Here’s a recent book chapter on cousin marriage among British Pakistanis, with citations included. He quotes a 2013 study (Sheridan, 2013) that found 59% of babies born in Bradford were to first cousins, backing up the author’s own finding about 20 years earlier that found 59% consanguinity among Pakistanis in Oxford. Interestingly, the authors claim that rather than assimilating to British norms, the prevalence of consanguineous marriages has increased over time: in West Yorkshire as a whole the prevalence of first cousin marriages went from 33% to 55% between the first and second generations (Darr an Modell, 1988).

Here’s another paper from a University of Bradford researcher last year that states 50-60% consanguineous marriages across the UK as a whole “with first cousin marriages especially common”, and links this to the typical marriage practices in the region of Pakistan (Mirpur) from which a large proportion of British Pakistanis come.

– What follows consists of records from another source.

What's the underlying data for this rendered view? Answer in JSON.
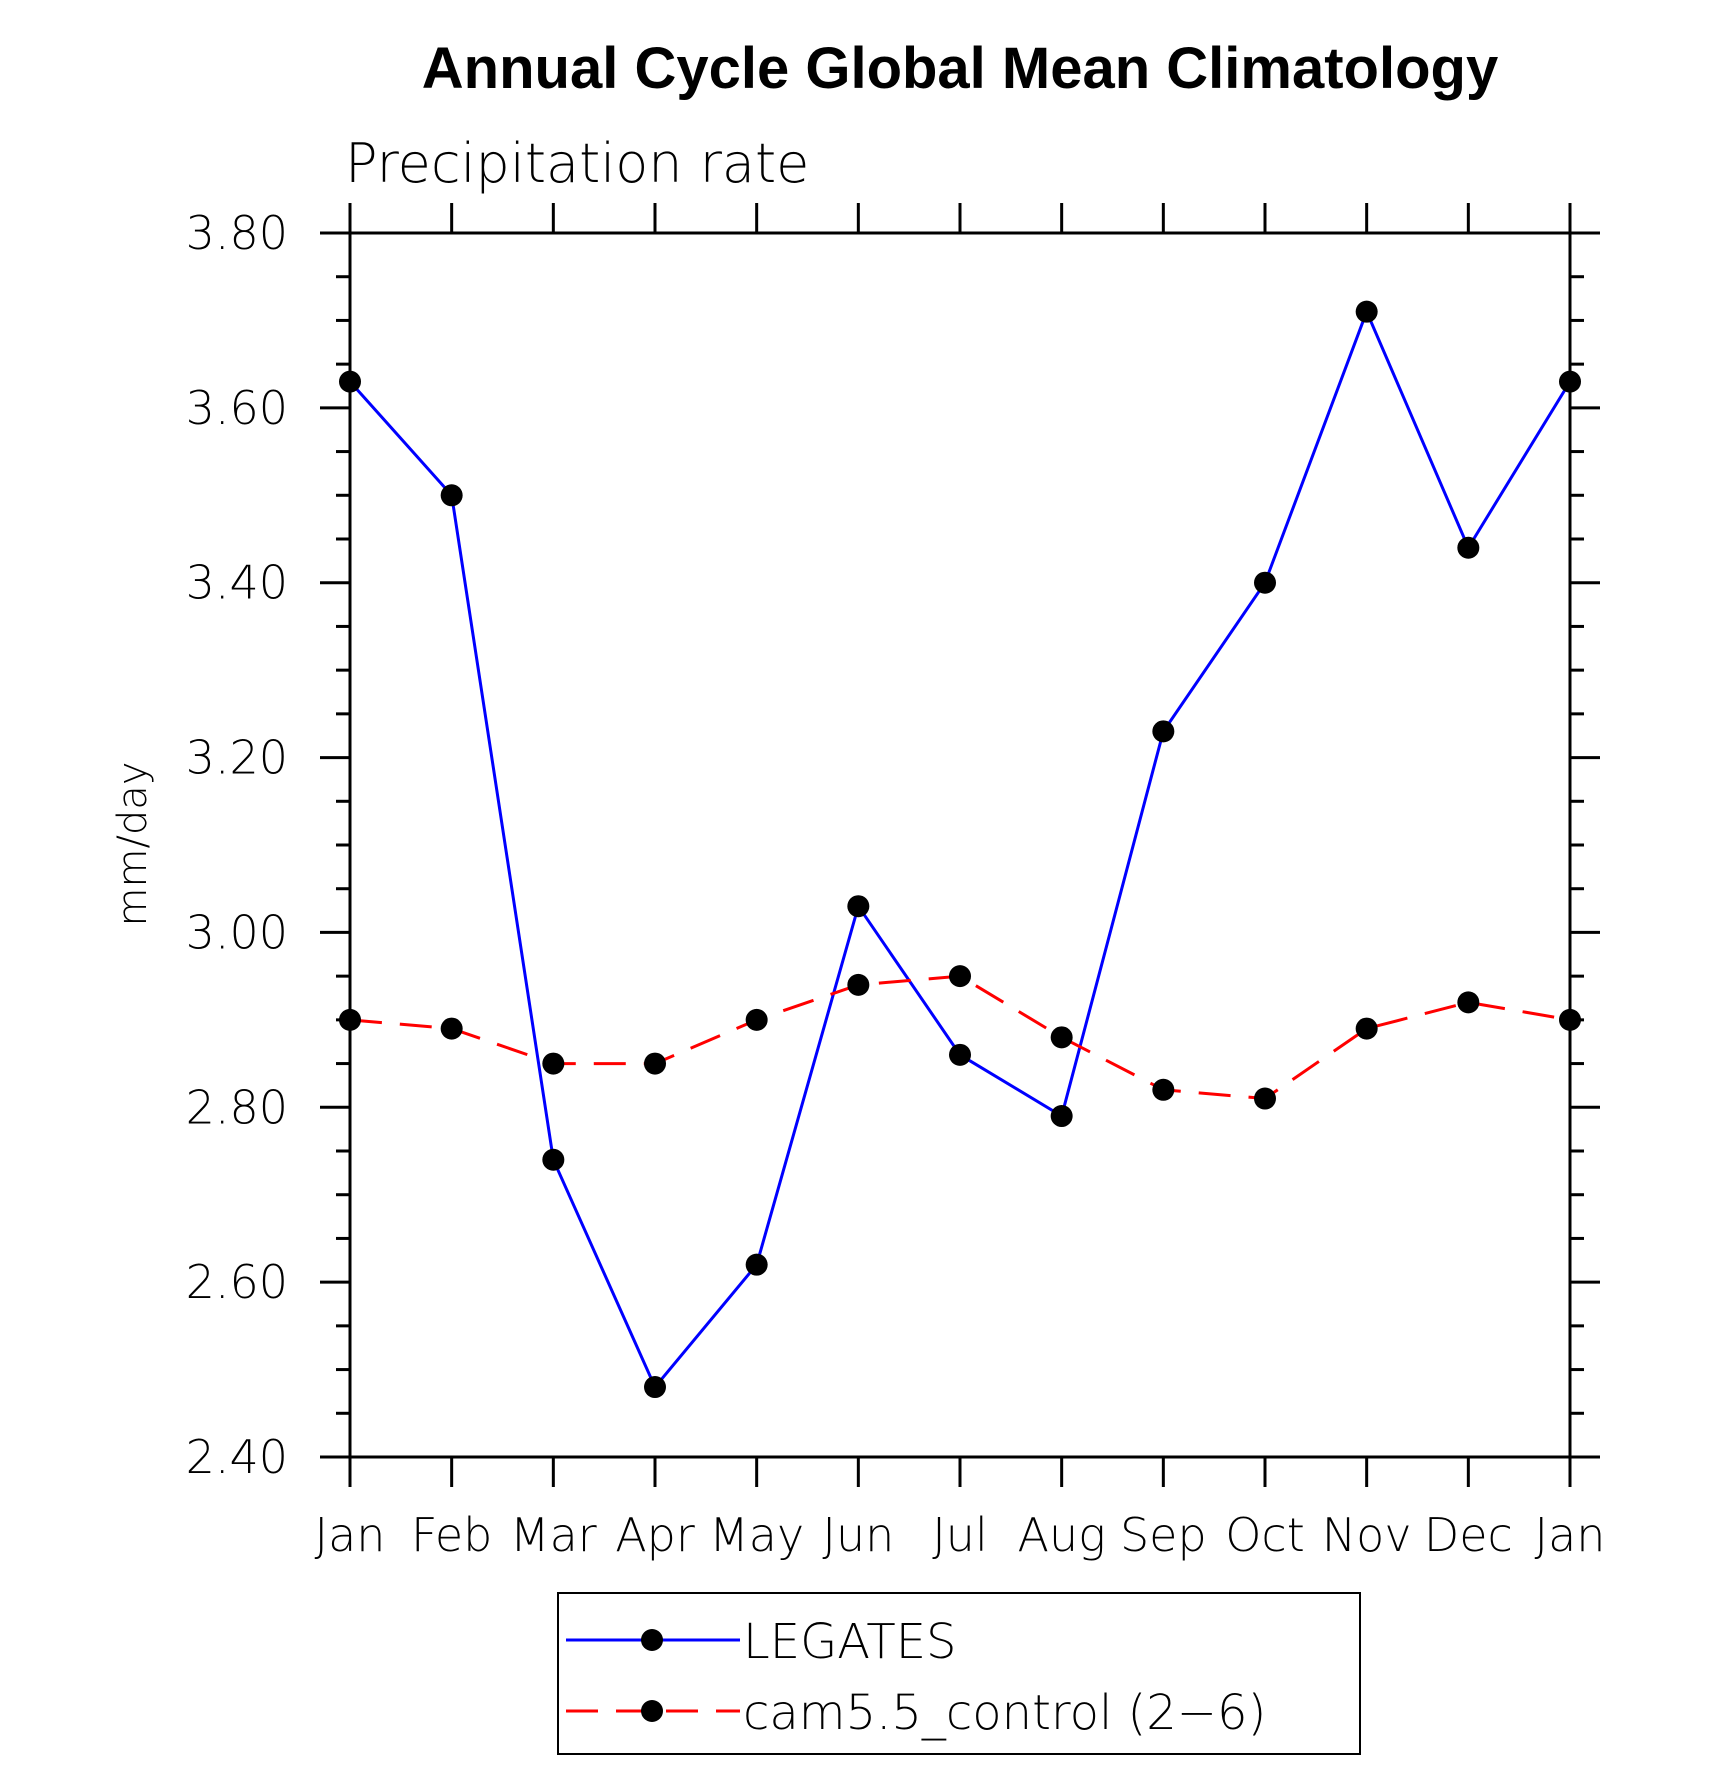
{
  "chart_data": {
    "type": "line",
    "title": "Annual Cycle Global Mean Climatology",
    "subtitle": "Precipitation rate",
    "xlabel": "",
    "ylabel": "mm/day",
    "categories": [
      "Jan",
      "Feb",
      "Mar",
      "Apr",
      "May",
      "Jun",
      "Jul",
      "Aug",
      "Sep",
      "Oct",
      "Nov",
      "Dec",
      "Jan"
    ],
    "ylim": [
      2.4,
      3.8
    ],
    "yticks": [
      "2.40",
      "2.60",
      "2.80",
      "3.00",
      "3.20",
      "3.40",
      "3.60",
      "3.80"
    ],
    "grid": false,
    "legend_position": "bottom",
    "series": [
      {
        "name": "LEGATES",
        "color": "#0000ff",
        "line_style": "solid",
        "marker": "filled-circle",
        "values": [
          3.63,
          3.5,
          2.74,
          2.48,
          2.62,
          3.03,
          2.86,
          2.79,
          3.23,
          3.4,
          3.71,
          3.44,
          3.63
        ]
      },
      {
        "name": "cam5.5_control (2−6)",
        "color": "#ff0000",
        "line_style": "dashed",
        "marker": "filled-circle",
        "values": [
          2.9,
          2.89,
          2.85,
          2.85,
          2.9,
          2.94,
          2.95,
          2.88,
          2.82,
          2.81,
          2.89,
          2.92,
          2.9
        ]
      }
    ]
  }
}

http://bradscholars.brad.ac.uk:8080/bitstream/handle/10454/10073/small_bittles_2016.pdf?sequence=3&isAllowed=y

As for the statutory rape rates, here’s a link to a liberal Pakistani newspaper that discusses the matter. They cite British government estimates between 2008-2012. Perpetrators were estimated as being 38% white, 32% unknown, 28% South Asian and 3% Black. Since the British population as a whole is 5% South Asian that works out to slightly over an 11-fold higher rate of offending among south Asians.

I’ll get back to you on the women work force participation thing, as I’ll need to look up the source on that.
http://bradscholars.brad.ac.uk:8080/bitstream/handle/10454/10073/small_bittles_2016.pdf?sequence=3&isAllowed=y

I think you’re wrong: I was unaware of this before tomndebb asked me for a citation, but the citation I found demonstrates that in certain regards, like cousin marriage, the younger generation Pakistani British is less interested in assimilating to English norms than their parents. Cousin marriage is increasing over time, not decreasing.

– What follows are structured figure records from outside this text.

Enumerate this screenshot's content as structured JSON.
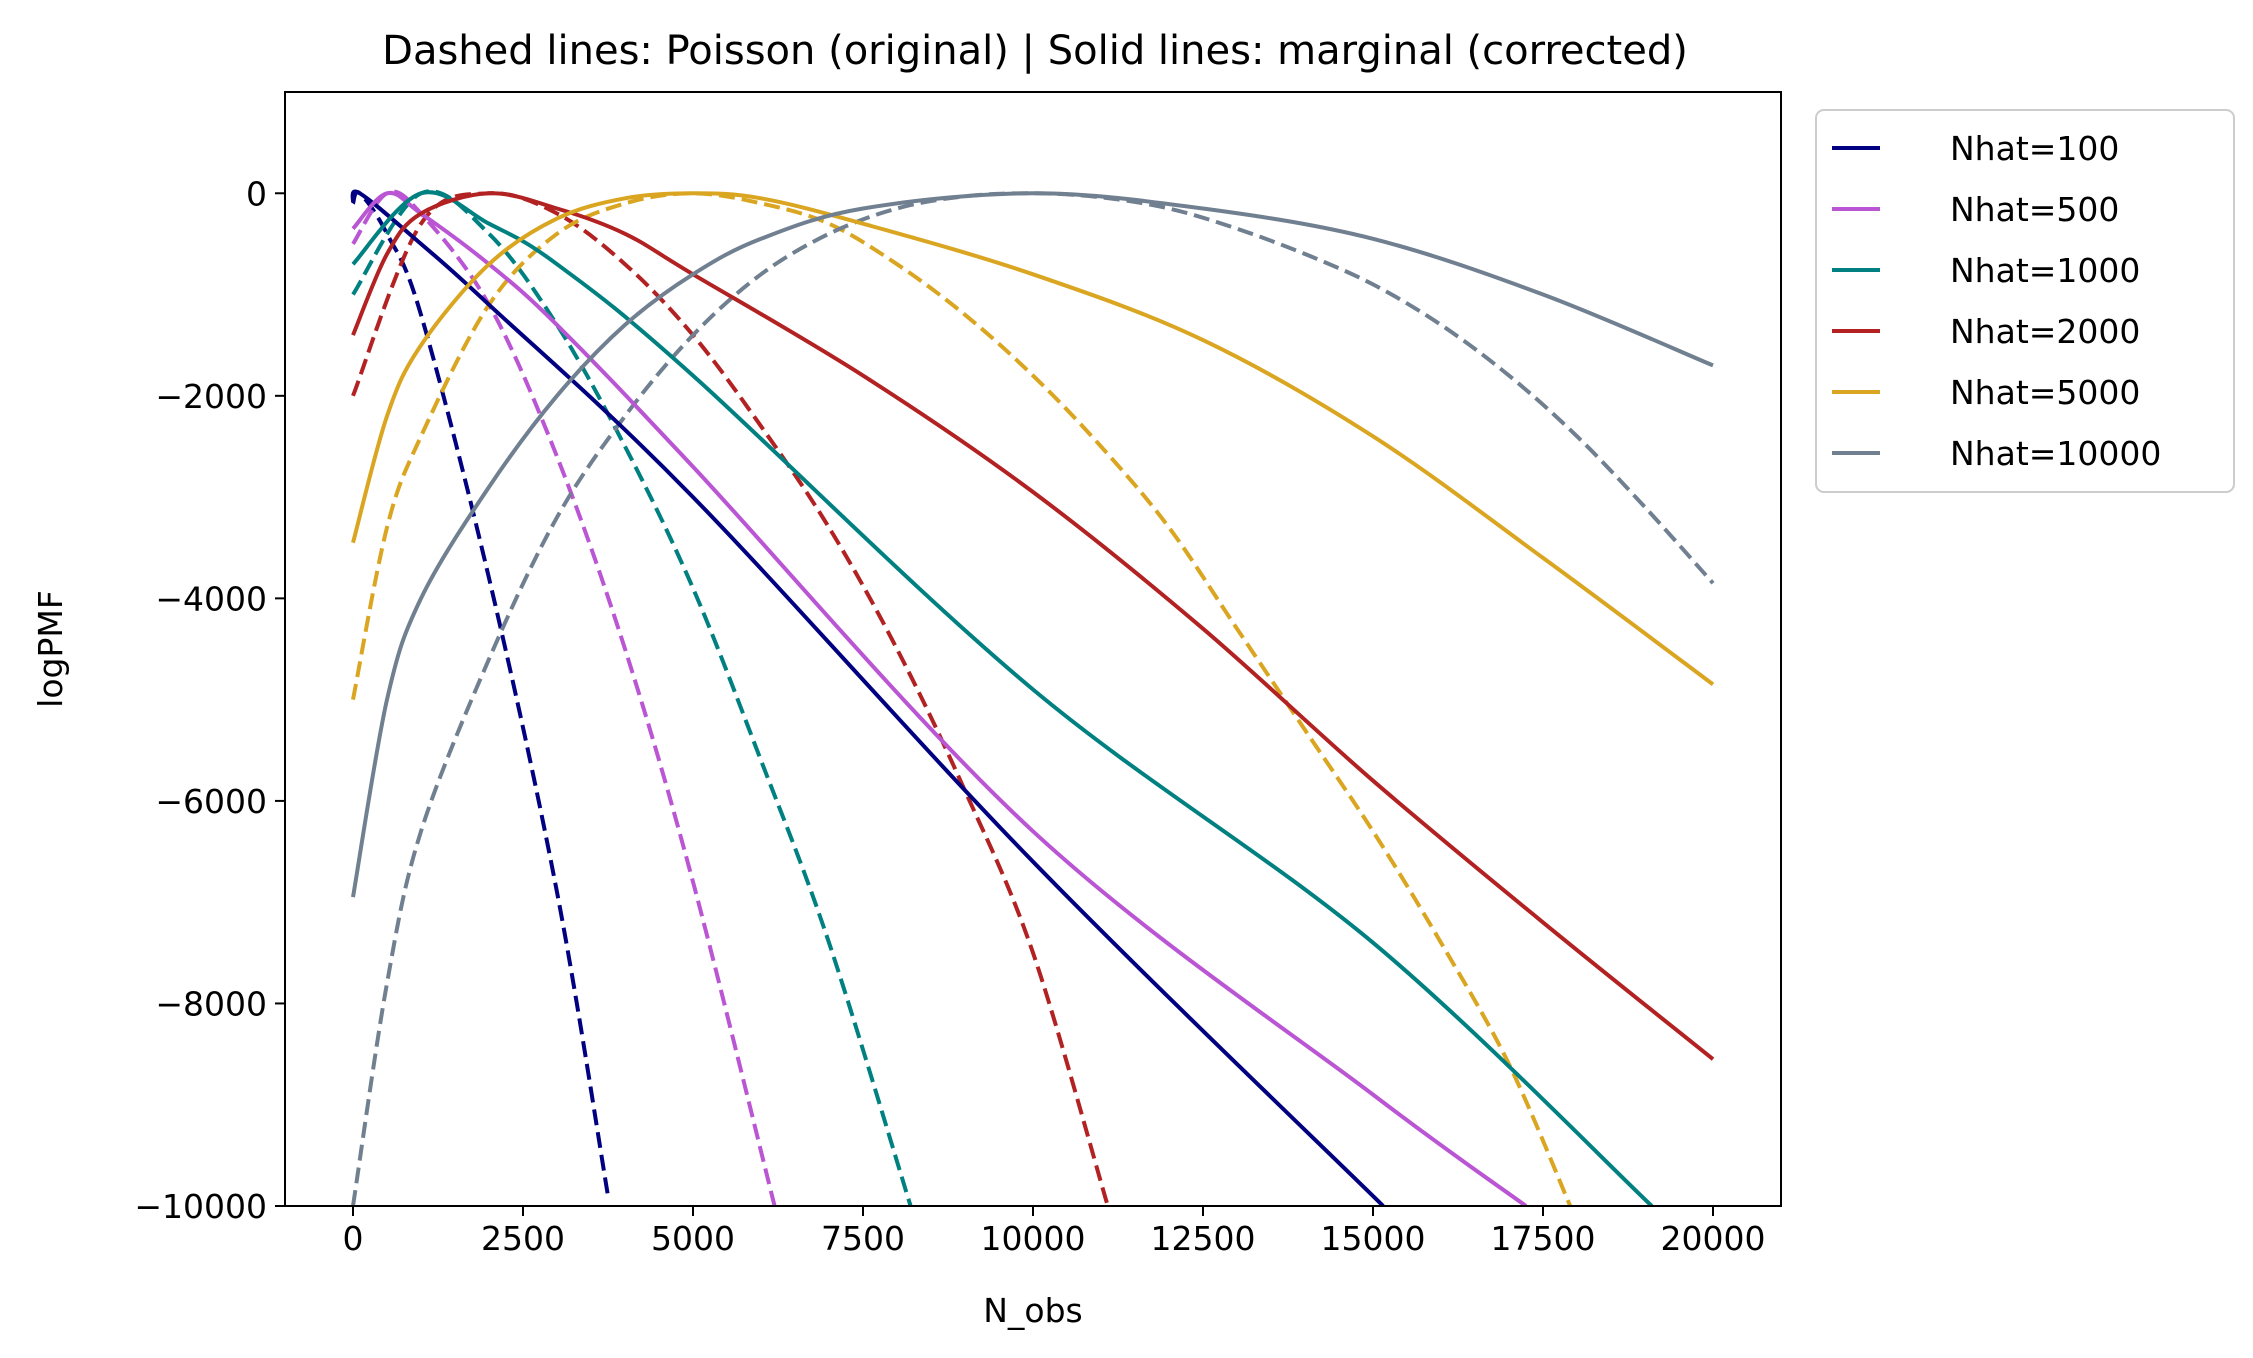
{
  "chart_data": {
    "type": "line",
    "title": "Dashed lines: Poisson (original) | Solid lines: marginal (corrected)",
    "xlabel": "N_obs",
    "ylabel": "logPMF",
    "xlim": [
      -1000,
      21000
    ],
    "ylim": [
      -10000,
      1000
    ],
    "xticks": [
      0,
      2500,
      5000,
      7500,
      10000,
      12500,
      15000,
      17500,
      20000
    ],
    "xtick_labels": [
      "0",
      "2500",
      "5000",
      "7500",
      "10000",
      "12500",
      "15000",
      "17500",
      "20000"
    ],
    "yticks": [
      -10000,
      -8000,
      -6000,
      -4000,
      -2000,
      0
    ],
    "ytick_labels": [
      "−10000",
      "−8000",
      "−6000",
      "−4000",
      "−2000",
      "0"
    ],
    "grid": false,
    "legend_position": "outside-right-top",
    "legend": [
      "Nhat=100",
      "Nhat=500",
      "Nhat=1000",
      "Nhat=2000",
      "Nhat=5000",
      "Nhat=10000"
    ],
    "series": [
      {
        "nhat": 100,
        "color": "#000080",
        "dashed": [
          [
            0,
            -100
          ],
          [
            100,
            0
          ],
          [
            500,
            -400
          ],
          [
            1000,
            -1200
          ],
          [
            2000,
            -3800
          ],
          [
            3000,
            -6900
          ],
          [
            3750,
            -9900
          ]
        ],
        "solid": [
          [
            0,
            -100
          ],
          [
            100,
            0
          ],
          [
            1000,
            -500
          ],
          [
            2000,
            -1100
          ],
          [
            5000,
            -3000
          ],
          [
            10000,
            -6600
          ],
          [
            15150,
            -10000
          ]
        ]
      },
      {
        "nhat": 500,
        "color": "#ba55d3",
        "dashed": [
          [
            0,
            -500
          ],
          [
            500,
            0
          ],
          [
            1000,
            -200
          ],
          [
            2000,
            -1100
          ],
          [
            3000,
            -2600
          ],
          [
            4000,
            -4500
          ],
          [
            5000,
            -6800
          ],
          [
            6200,
            -10000
          ]
        ],
        "solid": [
          [
            0,
            -350
          ],
          [
            500,
            0
          ],
          [
            1000,
            -200
          ],
          [
            2000,
            -700
          ],
          [
            3000,
            -1300
          ],
          [
            5000,
            -2700
          ],
          [
            10000,
            -6300
          ],
          [
            15000,
            -8900
          ],
          [
            17250,
            -10000
          ]
        ]
      },
      {
        "nhat": 1000,
        "color": "#008080",
        "dashed": [
          [
            0,
            -1000
          ],
          [
            1000,
            0
          ],
          [
            2000,
            -400
          ],
          [
            3000,
            -1300
          ],
          [
            4000,
            -2500
          ],
          [
            5000,
            -3900
          ],
          [
            6000,
            -5600
          ],
          [
            7000,
            -7400
          ],
          [
            8200,
            -10000
          ]
        ],
        "solid": [
          [
            0,
            -700
          ],
          [
            1000,
            0
          ],
          [
            2000,
            -300
          ],
          [
            3000,
            -700
          ],
          [
            5000,
            -1800
          ],
          [
            10000,
            -4900
          ],
          [
            15000,
            -7400
          ],
          [
            19100,
            -10000
          ]
        ]
      },
      {
        "nhat": 2000,
        "color": "#b22222",
        "dashed": [
          [
            0,
            -2000
          ],
          [
            1000,
            -300
          ],
          [
            2000,
            0
          ],
          [
            3000,
            -200
          ],
          [
            4000,
            -700
          ],
          [
            5000,
            -1400
          ],
          [
            6000,
            -2300
          ],
          [
            7000,
            -3300
          ],
          [
            8000,
            -4500
          ],
          [
            9000,
            -5900
          ],
          [
            10000,
            -7500
          ],
          [
            11100,
            -10000
          ]
        ],
        "solid": [
          [
            0,
            -1400
          ],
          [
            500,
            -600
          ],
          [
            1000,
            -200
          ],
          [
            2000,
            0
          ],
          [
            3000,
            -150
          ],
          [
            4000,
            -400
          ],
          [
            5000,
            -800
          ],
          [
            7500,
            -1800
          ],
          [
            10000,
            -2950
          ],
          [
            12500,
            -4300
          ],
          [
            15000,
            -5800
          ],
          [
            17500,
            -7200
          ],
          [
            20000,
            -8550
          ]
        ]
      },
      {
        "nhat": 5000,
        "color": "#daa520",
        "dashed": [
          [
            0,
            -5000
          ],
          [
            500,
            -3300
          ],
          [
            1000,
            -2400
          ],
          [
            2000,
            -1100
          ],
          [
            3000,
            -400
          ],
          [
            4000,
            -100
          ],
          [
            5000,
            0
          ],
          [
            6000,
            -100
          ],
          [
            7000,
            -300
          ],
          [
            8000,
            -700
          ],
          [
            9000,
            -1200
          ],
          [
            10000,
            -1800
          ],
          [
            11000,
            -2500
          ],
          [
            12000,
            -3300
          ],
          [
            13000,
            -4300
          ],
          [
            14000,
            -5300
          ],
          [
            15000,
            -6300
          ],
          [
            16000,
            -7400
          ],
          [
            17000,
            -8600
          ],
          [
            17900,
            -10000
          ]
        ],
        "solid": [
          [
            0,
            -3450
          ],
          [
            500,
            -2200
          ],
          [
            1000,
            -1500
          ],
          [
            2000,
            -700
          ],
          [
            3000,
            -250
          ],
          [
            4000,
            -50
          ],
          [
            5000,
            0
          ],
          [
            6000,
            -50
          ],
          [
            7500,
            -300
          ],
          [
            10000,
            -800
          ],
          [
            12500,
            -1450
          ],
          [
            15000,
            -2400
          ],
          [
            17500,
            -3600
          ],
          [
            20000,
            -4850
          ]
        ]
      },
      {
        "nhat": 10000,
        "color": "#708090",
        "dashed": [
          [
            0,
            -10000
          ],
          [
            500,
            -7800
          ],
          [
            1000,
            -6300
          ],
          [
            2000,
            -4600
          ],
          [
            3000,
            -3200
          ],
          [
            4000,
            -2200
          ],
          [
            5000,
            -1400
          ],
          [
            6000,
            -800
          ],
          [
            7000,
            -400
          ],
          [
            8000,
            -150
          ],
          [
            9000,
            -30
          ],
          [
            10000,
            0
          ],
          [
            11000,
            -40
          ],
          [
            12000,
            -150
          ],
          [
            13000,
            -350
          ],
          [
            14000,
            -600
          ],
          [
            15000,
            -900
          ],
          [
            16000,
            -1300
          ],
          [
            17000,
            -1800
          ],
          [
            18000,
            -2400
          ],
          [
            19000,
            -3100
          ],
          [
            20000,
            -3850
          ]
        ],
        "solid": [
          [
            0,
            -6950
          ],
          [
            500,
            -5000
          ],
          [
            1000,
            -4000
          ],
          [
            2000,
            -2900
          ],
          [
            3000,
            -2000
          ],
          [
            4000,
            -1300
          ],
          [
            5000,
            -800
          ],
          [
            6000,
            -450
          ],
          [
            7500,
            -150
          ],
          [
            10000,
            0
          ],
          [
            12500,
            -150
          ],
          [
            15000,
            -450
          ],
          [
            17500,
            -1000
          ],
          [
            20000,
            -1700
          ]
        ]
      }
    ]
  }
}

I don’t know that much about Sadiq Khan’s politics but it’s clear that the existence of some counterexamples doesn’t obviate a more general trend. The existence of some white southern evangelicals who vote Democrat doesn’t make the statement “White Southern Evangelicals are Republican” any less true.

Believe it or not, the vast majority of countries in the world considered women to be second class citizens until fairly recently. It wasn’t that long ago that an American woman lost her citizenship for marrying a foreign man. She could reapply for citizenship if her husband naturalized. That’s in THIS country. You are applying a standard to the rest of the world that we would not have met two generations ago.

Korea, China, Japan, and India are all places where women were considered second class citizens until recently. And when they move here, they do not make America less egalitarian, we make them more egalitarian. I don’t know any second generation Koreans that are anywhere near as sexist as my parents were.

Noone and I mean Noone is going to watch an immigrant treat his wife like shit and think “Hey, I should be doing that!”